Five Tunisian parties on Thursday launched a campaign to abolish the referendum on the new constitution that President Kais Saied formed a committee to draft.
In a joint statement the Republican Party, the Democratic Current, the Democratic Forum for Labour and Liberties, the Workers’ Party, and the Democratic Modernist Pole Party said they would launch a “national campaign to abolish the referendum on the constitution starting from their refusal to participate in it and including a call to boycott it.”
Secretary-General of the Workers’ Party, Hamma Hammami, said: “Actions will be carried out to protect the country from the dangers of disintegration and to counter all forms of violations of national sovereignty and breaching the public and individual freedoms.”
“We will be open to all democratic and progressive political forces, personalities and activities that agree with the campaign’s goals and its independence to abolish the referendum.”
The parties stressed that “the referendum project is serious, through which the absolute ruler [in reference to President Saied] intends to add a false legitimacy to ready-made decisions.”

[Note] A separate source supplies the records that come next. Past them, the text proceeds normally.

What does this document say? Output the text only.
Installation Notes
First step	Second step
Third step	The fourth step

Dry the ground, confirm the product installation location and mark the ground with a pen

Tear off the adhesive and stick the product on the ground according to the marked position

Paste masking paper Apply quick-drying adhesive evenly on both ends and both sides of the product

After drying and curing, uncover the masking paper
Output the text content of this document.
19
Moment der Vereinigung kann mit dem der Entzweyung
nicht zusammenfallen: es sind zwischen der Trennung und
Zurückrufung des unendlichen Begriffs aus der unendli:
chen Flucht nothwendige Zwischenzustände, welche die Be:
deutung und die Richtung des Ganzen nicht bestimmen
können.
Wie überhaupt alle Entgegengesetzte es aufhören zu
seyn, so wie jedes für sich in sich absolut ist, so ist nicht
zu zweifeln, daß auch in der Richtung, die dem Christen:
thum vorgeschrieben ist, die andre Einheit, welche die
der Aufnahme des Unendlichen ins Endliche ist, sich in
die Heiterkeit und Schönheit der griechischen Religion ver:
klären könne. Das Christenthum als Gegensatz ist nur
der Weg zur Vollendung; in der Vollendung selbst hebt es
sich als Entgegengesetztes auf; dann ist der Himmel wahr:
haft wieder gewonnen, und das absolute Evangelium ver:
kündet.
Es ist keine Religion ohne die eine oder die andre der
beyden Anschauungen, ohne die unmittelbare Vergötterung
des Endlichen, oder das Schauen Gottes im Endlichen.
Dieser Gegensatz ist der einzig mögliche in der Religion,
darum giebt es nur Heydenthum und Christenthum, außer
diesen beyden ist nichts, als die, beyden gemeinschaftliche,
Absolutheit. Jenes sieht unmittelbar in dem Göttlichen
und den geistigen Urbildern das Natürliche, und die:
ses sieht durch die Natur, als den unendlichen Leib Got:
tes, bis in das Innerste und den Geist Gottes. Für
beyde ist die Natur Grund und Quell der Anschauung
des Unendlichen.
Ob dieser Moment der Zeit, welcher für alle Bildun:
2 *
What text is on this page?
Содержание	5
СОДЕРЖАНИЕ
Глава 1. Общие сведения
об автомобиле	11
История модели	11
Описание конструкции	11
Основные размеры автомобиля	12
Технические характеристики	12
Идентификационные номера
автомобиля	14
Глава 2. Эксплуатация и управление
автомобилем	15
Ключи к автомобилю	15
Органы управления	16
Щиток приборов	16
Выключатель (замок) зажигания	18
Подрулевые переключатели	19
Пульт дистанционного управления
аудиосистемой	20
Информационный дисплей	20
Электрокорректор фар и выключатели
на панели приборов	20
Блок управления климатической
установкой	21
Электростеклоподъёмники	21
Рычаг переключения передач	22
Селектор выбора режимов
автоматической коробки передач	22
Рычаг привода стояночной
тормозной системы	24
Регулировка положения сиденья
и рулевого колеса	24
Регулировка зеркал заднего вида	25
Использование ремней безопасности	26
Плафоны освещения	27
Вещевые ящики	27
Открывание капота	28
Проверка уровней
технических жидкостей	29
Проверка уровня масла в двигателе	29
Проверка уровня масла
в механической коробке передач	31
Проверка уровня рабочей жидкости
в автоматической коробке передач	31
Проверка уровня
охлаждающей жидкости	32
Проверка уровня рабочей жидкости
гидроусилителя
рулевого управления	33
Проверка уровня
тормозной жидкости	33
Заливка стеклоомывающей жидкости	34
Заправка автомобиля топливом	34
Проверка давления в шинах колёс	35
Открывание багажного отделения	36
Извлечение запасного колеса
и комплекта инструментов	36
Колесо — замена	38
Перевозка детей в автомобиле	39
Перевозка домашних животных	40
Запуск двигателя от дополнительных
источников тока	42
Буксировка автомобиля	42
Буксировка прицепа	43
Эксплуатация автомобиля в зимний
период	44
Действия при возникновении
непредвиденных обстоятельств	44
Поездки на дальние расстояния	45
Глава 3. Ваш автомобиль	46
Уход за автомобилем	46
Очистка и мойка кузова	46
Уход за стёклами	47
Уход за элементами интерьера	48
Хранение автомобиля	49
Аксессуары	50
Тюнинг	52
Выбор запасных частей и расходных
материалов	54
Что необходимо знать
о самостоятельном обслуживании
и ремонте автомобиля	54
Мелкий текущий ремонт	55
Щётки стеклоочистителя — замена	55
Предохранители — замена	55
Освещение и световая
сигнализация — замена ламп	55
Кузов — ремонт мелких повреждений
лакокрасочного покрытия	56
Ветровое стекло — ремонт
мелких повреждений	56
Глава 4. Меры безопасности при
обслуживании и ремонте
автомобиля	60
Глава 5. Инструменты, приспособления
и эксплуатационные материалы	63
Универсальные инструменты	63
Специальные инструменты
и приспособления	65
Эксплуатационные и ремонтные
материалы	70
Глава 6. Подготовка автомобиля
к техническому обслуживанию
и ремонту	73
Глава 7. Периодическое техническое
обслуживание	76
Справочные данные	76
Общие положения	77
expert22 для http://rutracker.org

In his speech during the press conference, the Secretary-General of the Republican Party, Issam Chebbi, said: “Today, we call to boycott and abolish the referendum because we refuse to turn Tunisia into a rogue state.”
He added that the constitution should not be exploited “in favour of the absolute ruler”.
President Saied, he continued, “is not qualified to unilaterally decide the fate of Tunisia and its people.”
For his part, the Secretary-General of the Democratic Current Party, Ghazi Chaouachi, said “the referendum violates the constitution, international standards and the sovereignty of the people.”
“The economic, social, and political conditions in Tunisia have become dreadful, and we will counter this farce,” Chaouachi added.
On 25 May, Saied issued a decree calling on citizens to vote in a referendum on a new constitution due to be held on 25 July. Opposition groups have called for a boycott of the vote.
Saied has held nearly total power since 25 July 2021 when he sacked the prime minister, suspended parliament and assumed executive authority citing a national emergency.
He appointed a prime minister on 29 September of the same year and a government has since been formed.
The majority of the country’s political parties slammed the move as a “coup against the constitution” and the achievements of the 2011 revolution. Critics say Saied’s decisions have strengthened the powers of the presidency at the expense of parliament and the government, and that he aims to transform the country’s government into a presidential system.
On more than one occasion, Saied, who began a five-year presidential term in 2019, said that his exceptional decisions are not a coup, but rather measures within the framework of the constitution to protect the state from “imminent danger”.